En el púlpito, el predicador ha de seguir los principios elementales del sermón. Modular la voz, evitando la monotonía verbal. No mantener siempre el mismo tono de voz, enfatizando los puntos que lo requieren. Si lee como tema un versículo o un pasaje, mantenerse en ellos de principio a fin para no confundir al oyente; no recorrer la Biblia de arriba abajo. Si lo ve necesario, introducir alguna historia o anécdota que facilite la comprensión del tema. Y, si cabe, también alguna cita o referencia literaria. Jesús y Pablo lo hacían en sus predicaciones. En el púlpito no se debe ir vestido como si se fuera de calle. Por un lado, el púlpito requiere cierta dignidad.

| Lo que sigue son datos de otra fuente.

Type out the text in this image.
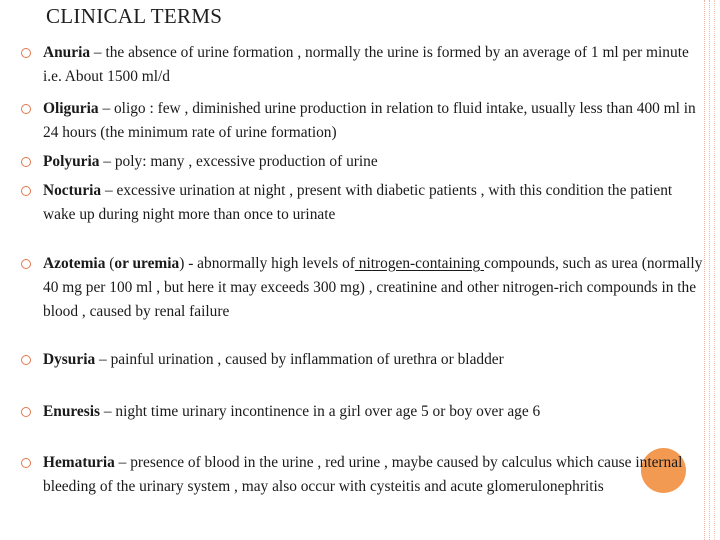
CLINICAL TERMS
Anuria – the absence of urine formation , normally the urine is formed by an average of 1 ml per minute i.e. About 1500 ml/d
Oliguria – oligo : few , diminished urine production in relation to fluid intake, usually less than 400 ml in 24 hours (the minimum rate of urine formation)
Polyuria – poly: many , excessive production of urine
Nocturia – excessive urination at night , present with diabetic patients , with this condition the patient wake up during night more than once to urinate
Azotemia (or uremia) - abnormally high levels of nitrogen-containing compounds, such as urea (normally 40 mg per 100 ml , but here it may exceeds 300 mg) , creatinine and other nitrogen-rich compounds in the blood , caused by renal failure
Dysuria – painful urination , caused by inflammation of urethra or bladder
Enuresis – night time urinary incontinence in a girl over age 5 or boy over age 6
Hematuria – presence of blood in the urine , red urine , maybe caused by calculus which cause internal bleeding of the urinary system , may also occur with cysteitis and acute glomerulonephritis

Por otro lado, la congregación merece respeto en el vestir del predicador. Cuidado con los gestos. He visto en iglesias pentecostales radicales a predicadores que gesticulaban como posesos. En otras iglesias no pentecostales he presenciado a predicadores micrófono en mano recorrer toda la plataforma; algunos bajan a los pasillos y desde allí van predicando a derecha y a izquierda.
La predicación debe ser espiritual, textual, inteligible, personal, viva, vehemente, completa, conciliadora y lo más actual posible.
Finalmente, el predicador debe procurar convertir el mayor número de personas para que cuando se abran para él las puertas de la eternidad pueda decir al Todopoderoso: “Aquí estoy, yo y los hijos que Dios me dio”. (Hechos 2:13).